Хомяковы собаки загнали в реку лосиху, бык легко ушел от них, а корова осталась и бурлит в черной, меж белых берегов реке, собаки держат ее, на обоих берегах мечутся, и в реку суются, и впереди и сзади мельтешат. Потом прыгнул Рваный, плюхнулся с берега перед лосиной мордой в реку, промахнулся, норовил вцепиться, повиснуть, поднялась лосиха в дыбы, стоптала бы Рваного, да раздался выстрел — поспел Хомяк, издали ударил лосиху по туше. Упала корова в воду, взлетел столб воды, потом дивным предсмертным прыжком метнулась она на берег — мокрая, большой странной рыбой покатилась, оставляя черный след на тонком снегу, взбрыкивая сухими длинными ногами…

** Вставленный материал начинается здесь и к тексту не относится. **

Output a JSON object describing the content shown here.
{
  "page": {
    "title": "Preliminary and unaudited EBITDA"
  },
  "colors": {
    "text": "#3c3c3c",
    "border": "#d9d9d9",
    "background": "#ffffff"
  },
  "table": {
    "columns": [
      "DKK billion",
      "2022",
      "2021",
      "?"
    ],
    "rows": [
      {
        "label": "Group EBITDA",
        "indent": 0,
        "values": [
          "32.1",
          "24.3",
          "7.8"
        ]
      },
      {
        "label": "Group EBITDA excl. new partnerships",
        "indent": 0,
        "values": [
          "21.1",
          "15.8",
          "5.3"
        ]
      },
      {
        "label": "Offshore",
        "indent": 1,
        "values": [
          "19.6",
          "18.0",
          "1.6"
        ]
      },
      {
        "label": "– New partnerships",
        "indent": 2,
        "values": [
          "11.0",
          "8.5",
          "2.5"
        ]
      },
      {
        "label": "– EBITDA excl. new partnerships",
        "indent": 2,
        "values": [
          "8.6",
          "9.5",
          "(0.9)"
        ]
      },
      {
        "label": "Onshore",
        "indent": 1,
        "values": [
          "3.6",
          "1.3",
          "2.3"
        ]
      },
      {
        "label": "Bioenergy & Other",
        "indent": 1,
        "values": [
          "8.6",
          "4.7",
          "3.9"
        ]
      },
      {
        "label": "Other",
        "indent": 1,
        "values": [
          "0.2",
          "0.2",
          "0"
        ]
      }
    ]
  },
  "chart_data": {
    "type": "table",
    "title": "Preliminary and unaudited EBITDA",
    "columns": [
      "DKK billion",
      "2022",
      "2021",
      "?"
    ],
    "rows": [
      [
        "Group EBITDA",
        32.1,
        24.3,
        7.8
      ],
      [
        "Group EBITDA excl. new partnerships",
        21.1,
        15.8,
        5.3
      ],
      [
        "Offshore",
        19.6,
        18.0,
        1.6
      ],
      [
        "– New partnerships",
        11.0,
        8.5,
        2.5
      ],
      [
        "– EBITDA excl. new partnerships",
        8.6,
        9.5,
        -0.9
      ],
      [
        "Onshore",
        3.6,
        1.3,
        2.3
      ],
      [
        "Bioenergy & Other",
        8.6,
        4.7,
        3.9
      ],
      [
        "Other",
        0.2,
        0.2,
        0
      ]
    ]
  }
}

Большое черное пятно среди снега. Кинулись и рвут мокрого зверя мокрые собаки.
Оскалясь, не спеша шел к добыче Хомяк, распинал свору, но встал в трех шагах, чтобы не задела, случаем, лосиха в предсмертии острым своим копытом.
Собаки вертелись вокруг лосихи, взвизгивали, дрожа от нетерпения снова вцепиться, снова рвать — судорожно напряжены были их лапы, хвосты, глаза, взъерошены загривки. Они даже не оглядывались на хозяина, не обращали внимания на его пинки и окрики. Даже глава всей собачьей семьи Хомяка — старый кобель-медвежатник Рваный — и тот дрожал мелкой дрожью, рассыпая вокруг себя ледяные брызги.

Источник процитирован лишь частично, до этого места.